0 Members and 1 Guest are viewing this topic.

September 05, 2014, 06:09:40 AM

arcolino1

  • Guest
roguekiller in the processes tab says:
unloaded \suspicious path 4916 explorer.exe \c:\programdata\microsoft\bingdesktop\bingcore\bingdesktopcore.dll
unloaded \suspicious path 4916 explorer.exe \c:\programdata\microsoft\bingdesktop\bingcore\bingdesktopoverlays.dll
I press scan
then delete it says the same thing.
unloaded \suspicious path 4916 explorer.exe \c:\programdata\microsoft\bingdesktop\bingcore\bingdesktopcore.dll
unloaded \suspicious path 4916 explorer.exe \c:\programdata\microsoft\bingdesktop\bingcore\bingdesktopoverlays.dll
I reboot malwarebytes pops up 10x with this message.

malicious website blocked
ip 178.152.2.83
port (various)
outbound
process c:\windows\explorer.exe

I ran roguekiller and combofix reboot malwarebytes pops up 10x with same message. I posted on malwarebytes forum as well as here hopefully to get a fix to this. it seems to me something is on my machine that is trying to send information to ip 178.152.2.83 and trying different ports to send the information.

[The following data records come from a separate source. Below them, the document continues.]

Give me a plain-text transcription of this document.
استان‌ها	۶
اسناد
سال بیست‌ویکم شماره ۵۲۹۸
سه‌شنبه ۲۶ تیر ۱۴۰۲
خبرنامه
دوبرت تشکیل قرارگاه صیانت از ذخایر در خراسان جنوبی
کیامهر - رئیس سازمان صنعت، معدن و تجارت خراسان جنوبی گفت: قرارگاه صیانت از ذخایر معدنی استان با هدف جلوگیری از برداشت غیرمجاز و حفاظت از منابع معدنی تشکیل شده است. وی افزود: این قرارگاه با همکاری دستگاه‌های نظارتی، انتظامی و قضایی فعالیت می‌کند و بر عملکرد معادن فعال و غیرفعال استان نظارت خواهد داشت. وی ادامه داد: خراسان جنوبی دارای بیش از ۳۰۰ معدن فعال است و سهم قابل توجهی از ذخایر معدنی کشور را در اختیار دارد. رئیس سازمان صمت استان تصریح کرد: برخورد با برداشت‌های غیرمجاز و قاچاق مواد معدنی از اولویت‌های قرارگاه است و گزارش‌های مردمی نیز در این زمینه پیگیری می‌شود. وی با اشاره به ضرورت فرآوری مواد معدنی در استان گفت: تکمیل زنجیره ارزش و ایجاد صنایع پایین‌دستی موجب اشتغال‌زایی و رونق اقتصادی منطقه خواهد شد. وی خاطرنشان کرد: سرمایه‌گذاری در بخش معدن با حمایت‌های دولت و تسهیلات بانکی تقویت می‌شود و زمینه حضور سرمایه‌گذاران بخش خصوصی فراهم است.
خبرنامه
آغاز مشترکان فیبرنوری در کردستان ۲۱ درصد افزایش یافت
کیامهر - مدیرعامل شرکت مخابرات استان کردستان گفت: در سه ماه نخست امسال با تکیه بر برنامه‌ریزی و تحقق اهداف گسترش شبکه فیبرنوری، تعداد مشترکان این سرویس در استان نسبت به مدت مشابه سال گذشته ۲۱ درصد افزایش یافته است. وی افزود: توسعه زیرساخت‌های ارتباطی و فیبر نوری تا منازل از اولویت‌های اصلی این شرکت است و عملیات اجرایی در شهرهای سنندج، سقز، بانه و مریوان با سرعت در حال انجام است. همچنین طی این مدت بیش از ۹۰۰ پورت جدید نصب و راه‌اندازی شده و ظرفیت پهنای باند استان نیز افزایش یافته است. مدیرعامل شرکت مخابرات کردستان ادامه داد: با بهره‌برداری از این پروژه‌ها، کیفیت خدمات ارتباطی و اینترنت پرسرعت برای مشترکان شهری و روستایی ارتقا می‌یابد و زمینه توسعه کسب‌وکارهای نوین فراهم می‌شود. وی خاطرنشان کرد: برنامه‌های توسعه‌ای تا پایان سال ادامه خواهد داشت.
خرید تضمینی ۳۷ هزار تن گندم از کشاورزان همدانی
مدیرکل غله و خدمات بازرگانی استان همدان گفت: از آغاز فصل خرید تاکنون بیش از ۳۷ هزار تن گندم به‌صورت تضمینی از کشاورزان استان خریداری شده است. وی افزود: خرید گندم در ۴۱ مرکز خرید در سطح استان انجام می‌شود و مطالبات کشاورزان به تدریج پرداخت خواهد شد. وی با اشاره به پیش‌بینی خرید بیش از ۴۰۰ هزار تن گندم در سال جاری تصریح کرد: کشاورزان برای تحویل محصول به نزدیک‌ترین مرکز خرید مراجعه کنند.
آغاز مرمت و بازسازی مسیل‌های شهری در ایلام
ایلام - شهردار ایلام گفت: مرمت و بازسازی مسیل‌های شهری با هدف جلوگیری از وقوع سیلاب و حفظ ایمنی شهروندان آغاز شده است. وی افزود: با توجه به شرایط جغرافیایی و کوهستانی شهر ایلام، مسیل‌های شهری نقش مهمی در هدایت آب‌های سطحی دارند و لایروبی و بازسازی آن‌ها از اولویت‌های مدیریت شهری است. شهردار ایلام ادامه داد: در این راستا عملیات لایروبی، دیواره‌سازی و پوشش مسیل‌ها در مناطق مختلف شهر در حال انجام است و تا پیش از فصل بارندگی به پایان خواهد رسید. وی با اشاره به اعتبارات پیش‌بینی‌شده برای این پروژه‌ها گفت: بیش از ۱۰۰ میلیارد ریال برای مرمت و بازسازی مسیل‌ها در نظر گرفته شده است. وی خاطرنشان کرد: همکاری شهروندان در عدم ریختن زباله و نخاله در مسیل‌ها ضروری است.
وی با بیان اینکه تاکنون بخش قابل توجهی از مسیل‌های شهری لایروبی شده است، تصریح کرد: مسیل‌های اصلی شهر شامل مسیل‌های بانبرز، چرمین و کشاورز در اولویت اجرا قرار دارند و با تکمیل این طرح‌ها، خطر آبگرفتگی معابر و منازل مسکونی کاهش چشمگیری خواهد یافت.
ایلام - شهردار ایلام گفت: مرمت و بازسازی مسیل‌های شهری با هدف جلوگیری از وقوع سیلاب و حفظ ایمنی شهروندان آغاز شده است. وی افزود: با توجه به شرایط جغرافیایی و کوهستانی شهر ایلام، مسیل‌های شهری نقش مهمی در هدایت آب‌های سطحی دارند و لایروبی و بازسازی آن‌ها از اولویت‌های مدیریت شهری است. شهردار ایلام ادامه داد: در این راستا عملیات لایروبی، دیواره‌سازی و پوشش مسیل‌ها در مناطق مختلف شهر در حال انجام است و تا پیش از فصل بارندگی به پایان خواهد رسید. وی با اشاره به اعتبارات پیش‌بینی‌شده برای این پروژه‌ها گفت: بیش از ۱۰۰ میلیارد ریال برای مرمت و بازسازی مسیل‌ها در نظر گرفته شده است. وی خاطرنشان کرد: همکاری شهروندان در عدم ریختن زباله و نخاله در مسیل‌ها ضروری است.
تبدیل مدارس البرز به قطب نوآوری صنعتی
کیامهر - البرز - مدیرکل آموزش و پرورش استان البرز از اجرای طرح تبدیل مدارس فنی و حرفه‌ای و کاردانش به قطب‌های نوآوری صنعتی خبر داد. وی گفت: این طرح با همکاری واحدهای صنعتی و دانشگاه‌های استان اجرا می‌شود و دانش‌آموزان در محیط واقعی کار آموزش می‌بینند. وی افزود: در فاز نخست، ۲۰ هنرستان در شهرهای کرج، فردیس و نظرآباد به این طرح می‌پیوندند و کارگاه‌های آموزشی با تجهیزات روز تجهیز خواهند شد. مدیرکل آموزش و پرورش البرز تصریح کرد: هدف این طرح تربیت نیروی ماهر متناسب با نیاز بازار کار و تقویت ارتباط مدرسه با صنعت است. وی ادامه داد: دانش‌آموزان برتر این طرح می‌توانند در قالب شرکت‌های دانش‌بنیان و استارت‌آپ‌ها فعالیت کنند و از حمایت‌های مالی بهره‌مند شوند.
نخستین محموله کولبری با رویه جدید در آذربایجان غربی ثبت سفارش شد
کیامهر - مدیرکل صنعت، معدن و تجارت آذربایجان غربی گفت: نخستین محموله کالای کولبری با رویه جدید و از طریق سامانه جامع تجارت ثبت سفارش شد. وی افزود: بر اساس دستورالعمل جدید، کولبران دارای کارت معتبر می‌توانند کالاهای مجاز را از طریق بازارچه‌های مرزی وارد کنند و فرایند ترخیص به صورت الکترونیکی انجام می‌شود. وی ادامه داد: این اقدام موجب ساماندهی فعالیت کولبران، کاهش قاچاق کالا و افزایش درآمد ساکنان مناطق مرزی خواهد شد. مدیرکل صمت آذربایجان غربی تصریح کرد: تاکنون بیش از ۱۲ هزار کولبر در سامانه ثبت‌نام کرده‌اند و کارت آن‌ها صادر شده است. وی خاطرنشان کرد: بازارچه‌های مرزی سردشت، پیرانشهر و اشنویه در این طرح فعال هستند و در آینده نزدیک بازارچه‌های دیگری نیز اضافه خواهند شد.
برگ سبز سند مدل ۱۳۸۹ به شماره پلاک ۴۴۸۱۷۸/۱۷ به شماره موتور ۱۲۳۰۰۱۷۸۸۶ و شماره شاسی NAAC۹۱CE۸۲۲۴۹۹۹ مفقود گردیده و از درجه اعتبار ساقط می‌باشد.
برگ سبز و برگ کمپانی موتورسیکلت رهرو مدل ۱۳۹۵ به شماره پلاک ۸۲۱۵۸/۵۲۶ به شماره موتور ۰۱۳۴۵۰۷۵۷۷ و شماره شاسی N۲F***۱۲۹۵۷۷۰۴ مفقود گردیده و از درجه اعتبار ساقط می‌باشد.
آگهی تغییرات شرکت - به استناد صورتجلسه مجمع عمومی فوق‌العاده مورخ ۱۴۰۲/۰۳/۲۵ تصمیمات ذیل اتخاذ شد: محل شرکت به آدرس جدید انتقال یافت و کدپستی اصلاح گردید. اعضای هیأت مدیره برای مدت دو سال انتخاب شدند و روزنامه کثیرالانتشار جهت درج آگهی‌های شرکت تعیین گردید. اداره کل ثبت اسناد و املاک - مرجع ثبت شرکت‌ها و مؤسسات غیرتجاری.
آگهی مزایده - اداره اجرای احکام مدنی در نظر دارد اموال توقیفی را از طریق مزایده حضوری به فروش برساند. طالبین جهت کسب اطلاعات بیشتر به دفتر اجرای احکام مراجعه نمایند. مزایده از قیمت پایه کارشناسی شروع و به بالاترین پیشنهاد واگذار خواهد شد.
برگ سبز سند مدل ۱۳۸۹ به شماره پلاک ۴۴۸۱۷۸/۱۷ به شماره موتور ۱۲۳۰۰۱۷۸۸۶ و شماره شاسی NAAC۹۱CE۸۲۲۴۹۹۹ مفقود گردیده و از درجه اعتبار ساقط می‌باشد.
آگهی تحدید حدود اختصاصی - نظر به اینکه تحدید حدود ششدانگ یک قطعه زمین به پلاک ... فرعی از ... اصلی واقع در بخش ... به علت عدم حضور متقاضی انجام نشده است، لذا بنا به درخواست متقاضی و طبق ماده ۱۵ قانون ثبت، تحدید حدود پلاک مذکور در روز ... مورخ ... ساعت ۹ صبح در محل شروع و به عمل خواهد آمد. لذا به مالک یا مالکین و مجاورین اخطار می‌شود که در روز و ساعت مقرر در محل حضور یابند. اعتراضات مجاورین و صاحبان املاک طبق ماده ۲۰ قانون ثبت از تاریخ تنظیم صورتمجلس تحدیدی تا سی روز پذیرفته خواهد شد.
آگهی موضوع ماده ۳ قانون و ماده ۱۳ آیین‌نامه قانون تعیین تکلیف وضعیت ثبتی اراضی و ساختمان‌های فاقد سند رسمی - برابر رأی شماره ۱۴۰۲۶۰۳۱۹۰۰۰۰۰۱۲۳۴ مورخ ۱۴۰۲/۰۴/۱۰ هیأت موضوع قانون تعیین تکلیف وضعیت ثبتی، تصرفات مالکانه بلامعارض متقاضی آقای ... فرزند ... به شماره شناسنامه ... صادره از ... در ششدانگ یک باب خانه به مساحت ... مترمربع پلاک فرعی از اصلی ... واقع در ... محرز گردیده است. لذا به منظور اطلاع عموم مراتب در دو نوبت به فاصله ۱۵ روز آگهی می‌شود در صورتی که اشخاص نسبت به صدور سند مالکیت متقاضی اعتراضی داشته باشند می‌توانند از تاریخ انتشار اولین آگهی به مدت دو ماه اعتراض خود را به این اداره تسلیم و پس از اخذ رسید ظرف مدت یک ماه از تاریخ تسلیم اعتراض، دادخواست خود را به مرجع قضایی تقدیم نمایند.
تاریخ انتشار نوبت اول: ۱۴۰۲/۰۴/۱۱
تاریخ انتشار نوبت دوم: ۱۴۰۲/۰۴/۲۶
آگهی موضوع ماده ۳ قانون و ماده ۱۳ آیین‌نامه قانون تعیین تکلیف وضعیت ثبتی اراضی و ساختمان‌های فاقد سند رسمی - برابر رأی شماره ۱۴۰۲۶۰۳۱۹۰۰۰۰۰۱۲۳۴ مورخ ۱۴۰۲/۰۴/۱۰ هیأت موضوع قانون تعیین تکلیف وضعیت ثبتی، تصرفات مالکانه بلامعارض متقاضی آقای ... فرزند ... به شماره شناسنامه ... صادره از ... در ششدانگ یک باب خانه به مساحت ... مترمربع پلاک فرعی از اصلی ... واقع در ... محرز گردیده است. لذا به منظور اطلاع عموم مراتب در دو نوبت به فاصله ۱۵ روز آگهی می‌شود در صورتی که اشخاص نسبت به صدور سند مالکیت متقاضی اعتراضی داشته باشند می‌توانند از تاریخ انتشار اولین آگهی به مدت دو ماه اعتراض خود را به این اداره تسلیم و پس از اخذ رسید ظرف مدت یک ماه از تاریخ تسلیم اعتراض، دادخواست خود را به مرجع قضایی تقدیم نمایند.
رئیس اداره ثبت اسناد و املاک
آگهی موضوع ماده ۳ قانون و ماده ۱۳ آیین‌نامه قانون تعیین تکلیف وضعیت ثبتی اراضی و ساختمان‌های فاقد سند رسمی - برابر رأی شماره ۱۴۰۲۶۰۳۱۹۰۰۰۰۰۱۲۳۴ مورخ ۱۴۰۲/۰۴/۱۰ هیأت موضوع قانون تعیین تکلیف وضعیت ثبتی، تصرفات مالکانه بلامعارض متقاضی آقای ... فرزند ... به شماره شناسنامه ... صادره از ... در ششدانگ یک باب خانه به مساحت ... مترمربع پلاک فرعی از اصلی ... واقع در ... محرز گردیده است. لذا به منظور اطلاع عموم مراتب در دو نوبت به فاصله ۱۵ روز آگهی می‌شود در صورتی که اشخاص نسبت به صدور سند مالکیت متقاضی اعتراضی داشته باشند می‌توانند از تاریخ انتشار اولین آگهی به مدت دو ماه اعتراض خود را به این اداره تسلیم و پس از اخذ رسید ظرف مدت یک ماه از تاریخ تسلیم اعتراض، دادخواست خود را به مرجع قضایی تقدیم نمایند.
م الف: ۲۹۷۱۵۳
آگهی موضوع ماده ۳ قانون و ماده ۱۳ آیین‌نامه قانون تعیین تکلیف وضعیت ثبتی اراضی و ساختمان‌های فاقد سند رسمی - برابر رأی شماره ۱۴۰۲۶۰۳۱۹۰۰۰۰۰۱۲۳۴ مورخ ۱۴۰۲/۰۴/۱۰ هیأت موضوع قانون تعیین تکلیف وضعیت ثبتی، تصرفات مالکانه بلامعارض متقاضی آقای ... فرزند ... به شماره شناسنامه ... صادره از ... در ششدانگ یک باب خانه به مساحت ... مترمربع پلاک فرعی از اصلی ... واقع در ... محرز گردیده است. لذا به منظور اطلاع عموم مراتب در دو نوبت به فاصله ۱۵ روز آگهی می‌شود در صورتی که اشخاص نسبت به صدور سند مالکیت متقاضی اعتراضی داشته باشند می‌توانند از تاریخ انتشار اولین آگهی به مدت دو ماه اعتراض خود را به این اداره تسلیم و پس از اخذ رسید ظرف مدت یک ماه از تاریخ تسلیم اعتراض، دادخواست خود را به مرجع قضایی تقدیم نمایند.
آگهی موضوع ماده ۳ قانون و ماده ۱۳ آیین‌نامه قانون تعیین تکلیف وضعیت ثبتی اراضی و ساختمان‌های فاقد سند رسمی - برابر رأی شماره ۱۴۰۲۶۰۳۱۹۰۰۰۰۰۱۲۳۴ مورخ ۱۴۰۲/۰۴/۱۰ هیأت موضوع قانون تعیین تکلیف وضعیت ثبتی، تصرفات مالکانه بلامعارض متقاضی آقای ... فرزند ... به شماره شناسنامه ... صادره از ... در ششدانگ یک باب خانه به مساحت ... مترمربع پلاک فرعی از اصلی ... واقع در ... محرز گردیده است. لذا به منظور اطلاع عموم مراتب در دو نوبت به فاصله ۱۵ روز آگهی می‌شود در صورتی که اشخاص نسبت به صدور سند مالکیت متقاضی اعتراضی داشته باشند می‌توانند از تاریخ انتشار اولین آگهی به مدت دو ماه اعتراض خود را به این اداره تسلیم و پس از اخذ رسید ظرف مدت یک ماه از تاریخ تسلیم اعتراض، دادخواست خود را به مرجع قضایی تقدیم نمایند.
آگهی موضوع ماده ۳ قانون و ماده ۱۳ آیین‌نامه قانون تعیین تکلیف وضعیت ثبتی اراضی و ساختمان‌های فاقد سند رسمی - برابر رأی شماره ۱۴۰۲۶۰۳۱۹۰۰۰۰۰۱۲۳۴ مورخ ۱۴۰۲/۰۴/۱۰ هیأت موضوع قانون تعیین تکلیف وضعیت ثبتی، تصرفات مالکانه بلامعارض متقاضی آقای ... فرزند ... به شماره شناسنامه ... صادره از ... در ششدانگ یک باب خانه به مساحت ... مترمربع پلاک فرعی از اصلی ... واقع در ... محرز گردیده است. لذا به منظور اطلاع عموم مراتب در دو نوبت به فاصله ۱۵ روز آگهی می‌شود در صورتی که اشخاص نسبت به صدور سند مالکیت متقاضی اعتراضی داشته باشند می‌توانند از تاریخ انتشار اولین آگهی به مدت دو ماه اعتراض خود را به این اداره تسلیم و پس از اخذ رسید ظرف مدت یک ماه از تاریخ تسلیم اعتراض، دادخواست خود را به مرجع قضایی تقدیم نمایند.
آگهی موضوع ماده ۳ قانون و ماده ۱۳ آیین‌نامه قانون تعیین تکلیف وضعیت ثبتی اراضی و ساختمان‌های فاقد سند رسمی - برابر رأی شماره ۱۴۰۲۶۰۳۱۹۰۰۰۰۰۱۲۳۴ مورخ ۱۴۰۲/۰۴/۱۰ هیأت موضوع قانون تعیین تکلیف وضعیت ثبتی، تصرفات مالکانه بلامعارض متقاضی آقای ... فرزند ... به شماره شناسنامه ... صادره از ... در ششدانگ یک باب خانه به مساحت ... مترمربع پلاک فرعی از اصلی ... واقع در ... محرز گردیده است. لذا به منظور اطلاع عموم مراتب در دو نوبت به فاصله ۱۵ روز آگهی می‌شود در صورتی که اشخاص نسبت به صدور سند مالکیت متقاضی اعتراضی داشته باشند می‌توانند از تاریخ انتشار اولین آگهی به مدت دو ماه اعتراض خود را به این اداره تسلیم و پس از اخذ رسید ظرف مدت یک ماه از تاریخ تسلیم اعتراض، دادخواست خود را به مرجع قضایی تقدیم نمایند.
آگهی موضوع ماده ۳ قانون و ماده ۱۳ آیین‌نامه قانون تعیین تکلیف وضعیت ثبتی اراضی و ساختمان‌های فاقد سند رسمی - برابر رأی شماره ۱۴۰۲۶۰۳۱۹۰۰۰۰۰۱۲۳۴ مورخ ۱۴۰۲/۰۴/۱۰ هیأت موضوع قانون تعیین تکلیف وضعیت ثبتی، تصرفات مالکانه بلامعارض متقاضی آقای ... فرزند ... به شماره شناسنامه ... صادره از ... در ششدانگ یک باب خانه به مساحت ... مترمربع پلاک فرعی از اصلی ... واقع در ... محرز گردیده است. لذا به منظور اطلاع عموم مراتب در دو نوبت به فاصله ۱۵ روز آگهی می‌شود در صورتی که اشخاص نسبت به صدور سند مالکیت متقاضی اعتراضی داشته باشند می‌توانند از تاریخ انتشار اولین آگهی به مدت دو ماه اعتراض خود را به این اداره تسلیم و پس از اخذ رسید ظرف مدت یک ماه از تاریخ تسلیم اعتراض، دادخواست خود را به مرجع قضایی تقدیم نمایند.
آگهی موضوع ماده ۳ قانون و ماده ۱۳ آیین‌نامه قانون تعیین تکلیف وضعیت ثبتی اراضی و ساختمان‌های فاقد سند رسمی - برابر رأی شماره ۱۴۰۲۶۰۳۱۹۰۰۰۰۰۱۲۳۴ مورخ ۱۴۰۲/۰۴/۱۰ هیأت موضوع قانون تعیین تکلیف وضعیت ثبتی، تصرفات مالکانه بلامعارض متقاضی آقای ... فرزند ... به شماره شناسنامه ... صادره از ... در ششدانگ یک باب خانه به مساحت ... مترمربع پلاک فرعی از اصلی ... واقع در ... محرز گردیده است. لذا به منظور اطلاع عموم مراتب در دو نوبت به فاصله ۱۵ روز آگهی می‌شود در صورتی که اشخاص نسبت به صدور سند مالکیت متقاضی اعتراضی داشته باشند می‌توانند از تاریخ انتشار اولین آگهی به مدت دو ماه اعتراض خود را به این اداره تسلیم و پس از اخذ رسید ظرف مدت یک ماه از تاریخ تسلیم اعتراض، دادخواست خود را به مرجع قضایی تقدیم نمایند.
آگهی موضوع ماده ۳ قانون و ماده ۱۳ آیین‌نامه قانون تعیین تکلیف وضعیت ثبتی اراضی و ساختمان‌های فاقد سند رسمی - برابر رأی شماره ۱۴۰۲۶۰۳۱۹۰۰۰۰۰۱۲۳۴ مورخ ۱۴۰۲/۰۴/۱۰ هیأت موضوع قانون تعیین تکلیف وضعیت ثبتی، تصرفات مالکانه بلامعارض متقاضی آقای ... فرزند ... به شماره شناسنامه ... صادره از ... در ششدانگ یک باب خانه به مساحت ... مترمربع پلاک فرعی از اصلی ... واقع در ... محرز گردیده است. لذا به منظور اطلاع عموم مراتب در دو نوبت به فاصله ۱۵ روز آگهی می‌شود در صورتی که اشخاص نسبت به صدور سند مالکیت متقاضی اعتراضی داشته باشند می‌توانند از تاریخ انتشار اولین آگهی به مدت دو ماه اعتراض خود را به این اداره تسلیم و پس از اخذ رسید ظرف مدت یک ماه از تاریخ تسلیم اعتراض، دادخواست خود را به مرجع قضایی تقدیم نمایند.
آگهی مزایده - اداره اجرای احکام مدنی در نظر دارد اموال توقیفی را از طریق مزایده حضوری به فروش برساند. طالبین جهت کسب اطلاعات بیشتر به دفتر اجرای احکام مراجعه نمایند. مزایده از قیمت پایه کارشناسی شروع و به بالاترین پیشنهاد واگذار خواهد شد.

I checked my machine it does not seem that I have bingdesktop installed, I checked add/remove and windows update I did not find it, when I try to delete the folder it says in use. how can I get rid of it once and for all? please help.

Reply #1September 09, 2014, 08:26:48 AM

Tigzy

  • Administrator
  • Hero Member

  • Offline
  • *****

  • 956
  • Reputation:
    91
  • Personal Text
    Owner, Adlice Software
    • View Profile
    • Adlice Software
Hello
Sounds not good.
178.152.2.83 is in Qatar.

Can you please send the full RogueKiller report (txt).
Can you also do a scan with Malwarebytes?